Although the precise numbers are somewhat elusive, this comprehensive review of existing studies confirms that health insurance reduces mortality. The Congressional Budget Office concludes that another 22 million people will be uninsured compared to current law if the Better Care Reconciliation Act were enacted and implemented. If this Republican repeal and replace bill becomes law, more people will die as a result.
Obviously the reduction in mortality is not the sole function of insurance. As the authors of this Annals of Internal Medicine article state, “Insurance is the gateway to medical care, whose aim is not just saving lives but also relieving human suffering.” Importantly, it also provides financial protection, which otherwise would deteriorate under the Republican proposal. (The full landmark article by Steffie Woolhandler and David Himmelstein is available for free at the link above.)
If there ever was a time to intensify the policy debate, this is it.

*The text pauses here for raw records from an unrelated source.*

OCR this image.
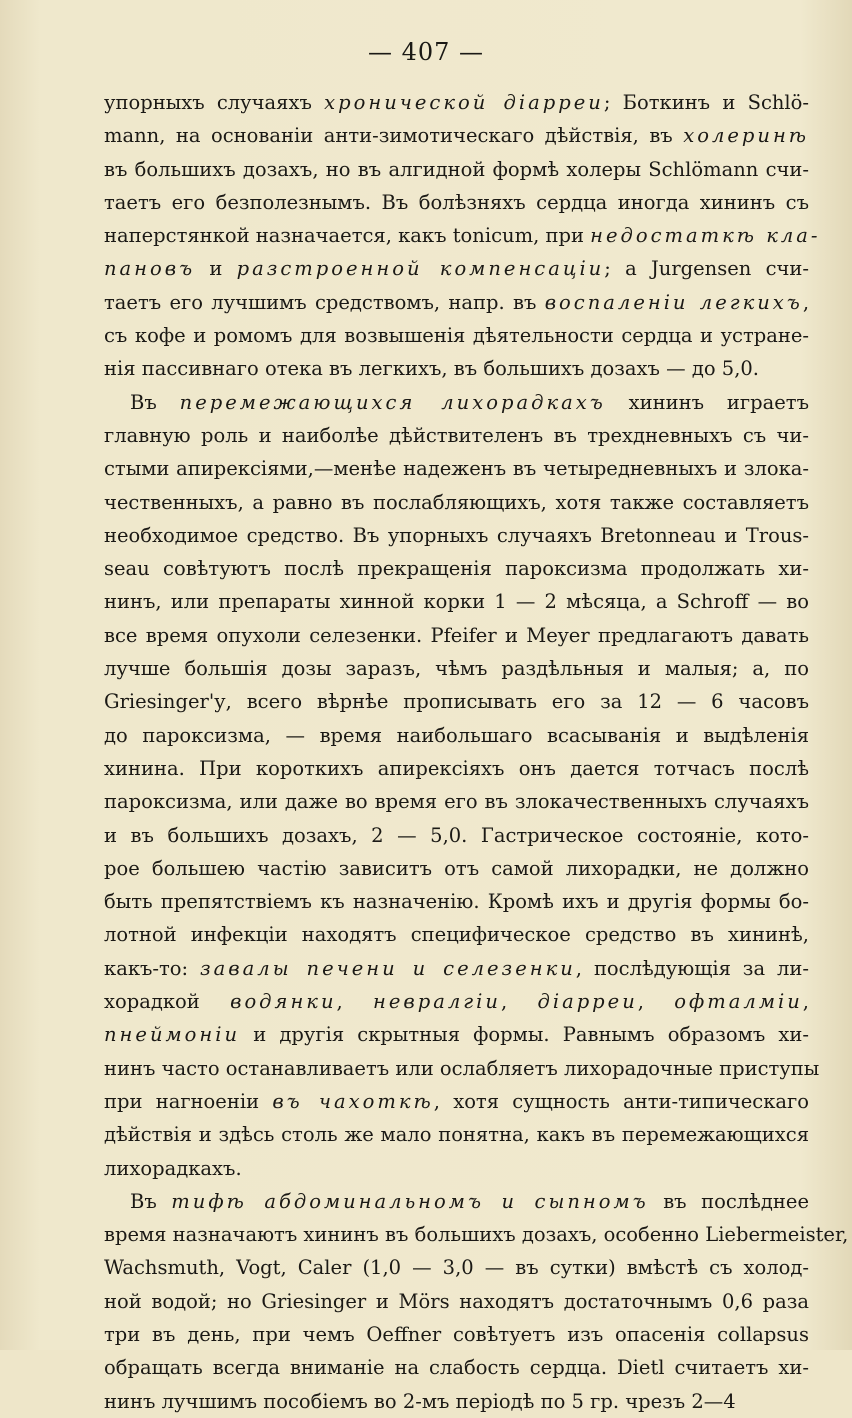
— 407 —
упорныхъ случаяхъ хронической діарреи; Боткинъ и Schlö-
mann, на основаніи анти-зимотическаго дѣйствія, въ холеринѣ
въ большихъ дозахъ, но въ алгидной формѣ холеры Schlömann счи-
таетъ его безполезнымъ. Въ болѣзняхъ сердца иногда хининъ съ
наперстянкой назначается, какъ tonicum, при недостаткѣ кла-
пановъ и разстроенной компенсаціи; а Jurgensen счи-
таетъ его лучшимъ средствомъ, напр. въ воспаленіи легкихъ,
съ кофе и ромомъ для возвышенія дѣятельности сердца и устране-
нія пассивнаго отека въ легкихъ, въ большихъ дозахъ — до 5,0.
Въ перемежающихся лихорадкахъ хининъ играетъ
главную роль и наиболѣе дѣйствителенъ въ трехдневныхъ съ чи-
стыми апирексіями,—менѣе надеженъ въ четыредневныхъ и злока-
чественныхъ, а равно въ послабляющихъ, хотя также составляетъ
необходимое средство. Въ упорныхъ случаяхъ Bretonneau и Trous-
seau совѣтуютъ послѣ прекращенія пароксизма продолжать хи-
нинъ, или препараты хинной корки 1 — 2 мѣсяца, а Schroff — во
все время опухоли селезенки. Pfeifer и Meyer предлагаютъ давать
лучше большія дозы заразъ, чѣмъ раздѣльныя и малыя; а, по
Griesinger'у, всего вѣрнѣе прописывать его за 12 — 6 часовъ
до пароксизма, — время наибольшаго всасыванія и выдѣленія
хинина. При короткихъ апирексіяхъ онъ дается тотчасъ послѣ
пароксизма, или даже во время его въ злокачественныхъ случаяхъ
и въ большихъ дозахъ, 2 — 5,0. Гастрическое состояніе, кото-
рое большею частію зависитъ отъ самой лихорадки, не должно
быть препятствіемъ къ назначенію. Кромѣ ихъ и другія формы бо-
лотной инфекціи находятъ специфическое средство въ хининѣ,
какъ-то: завалы печени и селезенки, послѣдующія за ли-
хорадкой водянки, невралгіи, діарреи, офталміи,
пнеймоніи и другія скрытныя формы. Равнымъ образомъ хи-
нинъ часто останавливаетъ или ослабляетъ лихорадочные приступы
при нагноеніи въ чахоткѣ, хотя сущность анти-типическаго
дѣйствія и здѣсь столь же мало понятна, какъ въ перемежающихся
лихорадкахъ.
Въ тифѣ абдоминальномъ и сыпномъ въ послѣднее
время назначаютъ хининъ въ большихъ дозахъ, особенно Liebermeister,
Wachsmuth, Vogt, Caler (1,0 — 3,0 — въ сутки) вмѣстѣ съ холод-
ной водой; но Griesinger и Mörs находятъ достаточнымъ 0,6 раза
три въ день, при чемъ Oeffner совѣтуетъ изъ опасенія collapsus
обращать всегда вниманіе на слабость сердца. Dietl считаетъ хи-
нинъ лучшимъ пособіемъ во 2-мъ періодѣ по 5 гр. чрезъ 2—4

The repeal and replace movement became popular because of the acknowledged deficiencies of the Affordable Care Act – leaving millions uninsured, millions more with inadequate financial protection, perpetuation of a dysfunctional insurance market that takes away choices, while failing to remedy the profound administrative waste that uniquely characterizes the U.S. health care financing system.
The Republicans have done us a favor by showing us that replacement policies that assume perpetuation of our fragmented infrastructure of private plans and public programs cannot remedy the profound deficiencies in our system. With six years of debate, the policies proposed do not correct the fundamental flaws in the financing infrastructure and actually would only compound the problems, including increasing mortality caused by being uninsured.
It is not as if we do not understand optimal health policy. We do. A well designed single payer national health program – an improved Medicare for all – would ensure that all of us would have the essential health care services that we need in a system that would be affordable for each of us. And, oh yes, nobody would die simply because they were uninsured.